Judy Montero

Learning Our Lessons

September 13, 2007 · Leave a Comment

Within the last week and a half, the local dailies have taken favorable note of both DPS high schools in District 9. On September 5, the Denver Post detailed West High School principal Pat Sanchez’s door-to-door search for absentees enrollees. A followup editorial the next day praised Sanchez for “his efforts and his tenacity. If he can lure his students back, we’re hopeful his commitment to them will benefit them and the school.”

 

Then this past Monday (September 10), Rocky Mountain News columnist Tina Griego told the story of two new North High School teachers who came to the school as graduates of the Teach for America program. While her piece inspires admiration for these two idealists who’ve come to teach in the inner city, it also captures how difficult, even desperate, conditions are in many urban classrooms. 

 

Judy took note of both articles because she’s been meeting, one by one, with every DPS principal in District 9 — North High’s Joann Trujillo-Hays, West High’s Pat Sanchez, and the dozen or so others at the middle-school and elementary-school levels. She’s been asking what she, as Council representative, can do to support them and make their jobs easier.
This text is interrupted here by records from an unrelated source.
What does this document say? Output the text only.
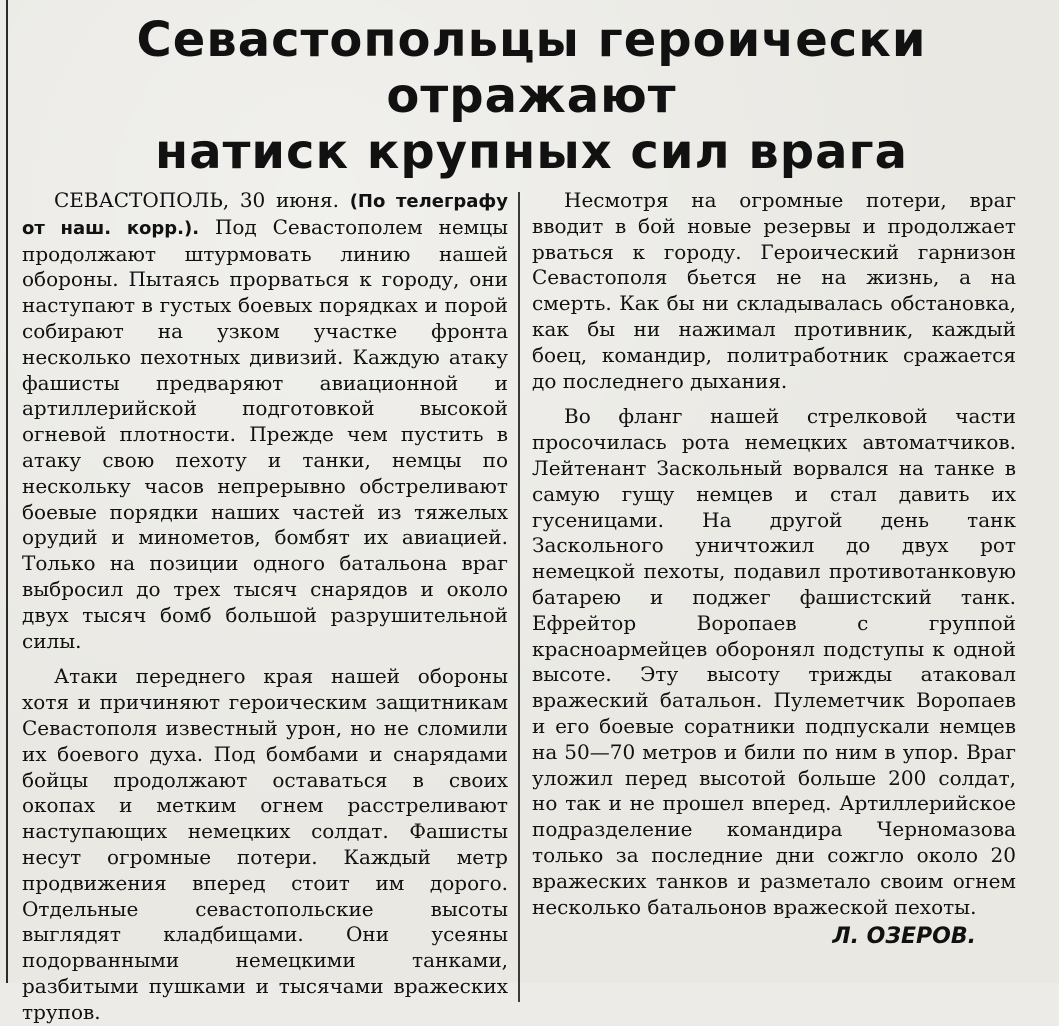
Севастопольцы героически отражают
натиск крупных сил врага

СЕВАСТОПОЛЬ, 30 июня. (По телеграфу от наш. корр.). Под Севастополем немцы продолжают штурмовать линию нашей обороны. Пытаясь прорваться к городу, они наступают в густых боевых порядках и порой собирают на узком участке фронта несколько пехотных дивизий. Каждую атаку фашисты предваряют авиационной и артиллерийской подготовкой высокой огневой плотности. Прежде чем пустить в атаку свою пехоту и танки, немцы по нескольку часов непрерывно обстреливают боевые порядки наших частей из тяжелых орудий и минометов, бомбят их авиацией. Только на позиции одного батальона враг выбросил до трех тысяч снарядов и около двух тысяч бомб большой разрушительной силы.

Атаки переднего края нашей обороны хотя и причиняют героическим защитникам Севастополя известный урон, но не сломили их боевого духа. Под бомбами и снарядами бойцы продолжают оставаться в своих окопах и метким огнем расстреливают наступающих немецких солдат. Фашисты несут огромные потери. Каждый метр продвижения вперед стоит им дорого. Отдельные севастопольские высоты выглядят кладбищами. Они усеяны подорванными немецкими танками, разбитыми пушками и тысячами вражеских трупов.

Несмотря на огромные потери, враг вводит в бой новые резервы и продолжает рваться к городу. Героический гарнизон Севастополя бьется не на жизнь, а на смерть. Как бы ни складывалась обстановка, как бы ни нажимал противник, каждый боец, командир, политработник сражается до последнего дыхания.

Во фланг нашей стрелковой части просочилась рота немецких автоматчиков. Лейтенант Заскольный ворвался на танке в самую гущу немцев и стал давить их гусеницами. На другой день танк Заскольного уничтожил до двух рот немецкой пехоты, подавил противотанковую батарею и поджег фашистский танк. Ефрейтор Воропаев с группой красноармейцев оборонял подступы к одной высоте. Эту высоту трижды атаковал вражеский батальон. Пулеметчик Воропаев и его боевые соратники подпускали немцев на 50—70 метров и били по ним в упор. Враг уложил перед высотой больше 200 солдат, но так и не прошел вперед. Артиллерийское подразделение командира Черномазова только за последние дни сожгло около 20 вражеских танков и разметало своим огнем несколько батальонов вражеской пехоты.

Л. ОЗЕРОВ.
While expressing pride in their students and the diversity they represent — there are kids from Somalia, Ethiopia, Vietnam, Bosnia, and many other places in the District 9 schools — the principals are concerned about various issues, including dwindling enrollment; shortages of basic supplies; heavy reliance on subsidized lunches and other services; speeding / parking issues on the surrounding streets; and overall school safety.

 

All those issues are now on Judy’s radar, and her agenda.